Comme le directeur sportif de Cologne Horst Heldt: "Je ne voudrais surtout pas que l'on ne retienne qu'une chose, que Heldt veut supprimer la règle du 50+1. Mais je crois tout de même qu'il est toujours pertinent de s'interroger sur tout le système en période de crise et d'apprendre", ose-t-il.

Et ceux qui vont le plus loin le font sous couvert de l'anonymat, comme cet agent de joueur cité par le site Sport1: "A la fin, la règle du 50+1 va s'effondrer à cause de la crise du coronavirus.

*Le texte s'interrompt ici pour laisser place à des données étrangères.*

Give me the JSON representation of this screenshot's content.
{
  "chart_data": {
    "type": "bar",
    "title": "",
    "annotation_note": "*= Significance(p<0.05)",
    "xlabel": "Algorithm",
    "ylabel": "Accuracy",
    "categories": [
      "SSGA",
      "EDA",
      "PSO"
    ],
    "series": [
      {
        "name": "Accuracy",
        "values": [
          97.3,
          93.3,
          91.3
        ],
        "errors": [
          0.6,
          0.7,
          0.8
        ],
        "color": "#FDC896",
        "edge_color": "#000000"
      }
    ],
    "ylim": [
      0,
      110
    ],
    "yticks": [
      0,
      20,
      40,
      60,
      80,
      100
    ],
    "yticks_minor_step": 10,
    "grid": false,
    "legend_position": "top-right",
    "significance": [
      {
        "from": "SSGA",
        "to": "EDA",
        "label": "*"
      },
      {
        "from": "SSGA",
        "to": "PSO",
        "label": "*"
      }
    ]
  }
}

Il y aura obligatoirement une porte d'entrée pour les investisseurs", croit-il.

La règle d'or du foot allemand, rappelle l'économiste Christoph Breuer, n'interdit pourtant pas de chercher des capitaux: "On peut évidemment chercher des investisseurs avec la règle 50+1 tant qu'ils ne prennent pas la majorité des voix", explique-t-il, "mais il y aurait plus de possibilités si cette règle n'existait pas".

Et de souligner que, dans une Europe du football que l'on imagine affaiblie, l'Allemagne pourrait se retrouver désavantagée lors de la reprise par rapport aux pays dont les gros clubs sont financés par des investisseurs richissimes.

- "Un football tourné vers les fans" -

Mais dans le pays qui enregistre en moyenne les plus grosses affluences d'Europe dans les stades, ceux qui rêvent d'une libéralisation se heurteront fatalement à l'énorme poids de la "tradition", défendue bec et ongles par les fans des tribunes populaires de toute l'Allemagne.

"Evidemment nous voulons aussi changer le football", a lancé la semaine dernière l'association nationale d'ultras "Unsere Kurve" (notre virage), mais "nous nous engageons pour un football tourné vers les fans, et non vers la maximisation du profit".

Et à ceux qui plaident pour changer les règles à la faveur de la crise, ces ultras adressent une réponse claire: "Nous refusons les réactions à court terme fondées sur le sentiment d'urgence. Les bases que nous avons posées en commun, comme la règle du 50+1, se révèlent bénéfiques en période de crise, et non le contraire."

Les dirigeants de clubs, même tentés par une ouverture du système, savent qu'ils auraient beaucoup à perdre dans un affrontement avec leurs supporters, surtout dans une période de fragilité.